Il n’est pas vraisemblable que parmi ceux qui sentent la nécessité de réparer le fonds des richesses du royaume, par la libre exportation des grains, il s’en trouvât un seul qui voulût que la police anglaise fut adoptée. 1° Parce qu’avec un peu de connaissance des hommes, on sait qu’il est inutile de récompenser l’exportation. Elle porte avec soi sa récompense par les profits du commerce. On peut laisser aux commerçants le soin de ne s’engager que dans les opérations qui leur promettent des bénéfices. L’exportation de nos vins, de nos eaux-de-vie, de nos toiles, etc., n’est point excitée par des gratifications. Cependant le commerce nous délivre de notre superflu sur ces articles. 2° Parce que la gratification nous obligerait à prendre des mesures pour repousser le blé étranger ; et il est très important au contraire de l’attirer, jusqu’à ce que notre commerce extérieur soit assez bien établi pour faire cesser, ou pour borner l’importation du blé étranger par notre propre abondance. 3° Parce que la gratification, d’un côté, et de l’autre, l’expulsion du blé étranger, demanderaient que toutes les différences et toutes les variations de prix de nos blés fussent épiées et constatées, ce qui entraînerait une multitude de gênes, d’embarras, de formalités qui suffiraient pour empêcher notre commerce d’exportation de s’établir. Le blé vaut à présent (Février 1764) 140 liv. le tonneau à Nantes, 200 liv. à Bordeaux, 230 liv. à Marseille. Ces prix peuvent et doivent même changer avant un mois. Il nous faudrait donc aujourd’hui des règles diverses pour ces trois ports, et en établir de nouvelles dans un mois d’ici.

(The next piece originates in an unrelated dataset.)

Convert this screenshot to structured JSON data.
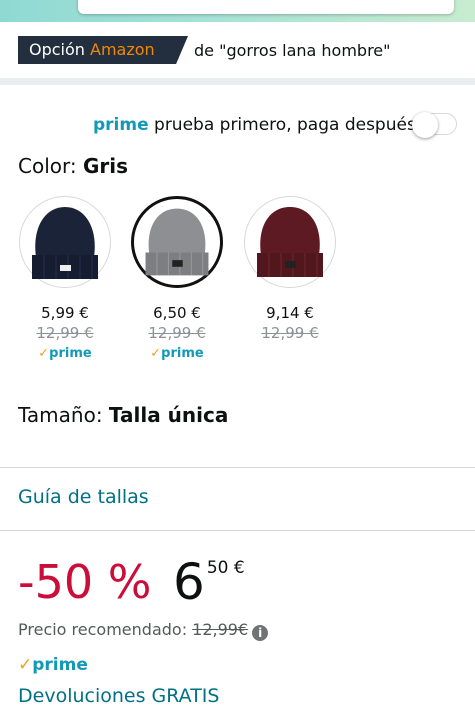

Il n’est pas plus vraisemblable que les partisans de la prohibition voulussent adopter la police anglaise. Sans examiner le besoin pressant de ranimer notre fonds productif, et les avantages de toute espèce qui résulteraient de l’exportation, ce mot seul jetterait l’épouvante dans le parti. Cependant il y gagnerait, 1° l’avantage de voir le blé étranger repoussé de toutes parts, aussi sûrement que par nos prohibitions actuelles ; 2° celui de voir notre commerce trop embarrassé, trop contrarié pour pouvoir s’étendre, parce qu’en France on ne se contenterait nullement du certificat d’un juge de village, du serment d’un marchand, etc., pour constater un prix que contredirait d’un jour à l’autre le prix du marché du lieu où se ferait le chargement.

Il est donc certain que la police anglaise ne conviendrait ni à ceux qui la regardent comme la base et l’appui de leur opinion, ni ceux qui la décrient comme dangereuse. Il n’est pas moins certain qu’à la considérer uniquement par ses effets elle se rapproche beaucoup plus du système des prohibitions que de celui de la liberté.

Ce qu’on demande aujourd’hui en France, ce dont nous avons le besoin le plus pressant, c’est que le commerce des grains soit libre. La liberté suppose qu’en tout temps, en toutes circonstances, on pourra importer ou exporter nos grains. On vient de voir que c’est pour avoir proscrit l’importation que l’Angleterre s’est trouvée dans la nécessité de suspendre quelque fois cette liberté d’exporter, à laquelle les Anglais doivent la supériorité de leur culture, et par conséquent les forces du fonds national. C’est cette richesse du territoire qui a rendu les cas, où la liberté a été suspendue, si rares, qu’on ne peut les regarder que comme une exception. Mais cette exception même est un mal. Ainsi, puisque la cause en est connue, puisque nous savons qu’elle réside dans la faute qu’ont fait les Anglais en repoussant le blé étranger (faute irrémédiable tant que la gratification subsistera), nous devons l’éviter, et nous ne le pouvons que par une liberté entière. Si le gouvernement l’accorde aux vœux et aux besoins de la nation, nous pouvons calculer d’avance les avantages qui en résultent. Notre culture détériorée se fortifiera, et ne tardera pas à devenir florissante. Les disettes ne se feront jamais sentir parce que l’étranger suppléera ce qui pourrait nous manquer dans les mauvaises années, et l’on sait qu’elles sont peu redoutables dans les pays bien cultivés. Nous gagnerons, outre une branche d’exportation, l’avantage d’être l’entrepôt des nations du Nord qui remplissent le vide des greniers du Midi. Les mers du Nord ne sont pas toujours libres ; elles sont plus éloignées des lieux qui ont besoin de secours : ainsi l’intérêt de l’étranger serait d’entreposer chez nous sa denrée. Il serait inutile de pousser plus loin l’examen des avantages que nous retirerions d’une entière liberté, seule police qui soit fondée sur la nature, sur la raison, sur l’expérience. Ces avantages ont été démontrés par plus d’un côté dans les ouvrages qui sont entre les mains de tout le monde ; et le public ne connaît aucun écrivain qui se soit rendu l’apologiste des prohibitions.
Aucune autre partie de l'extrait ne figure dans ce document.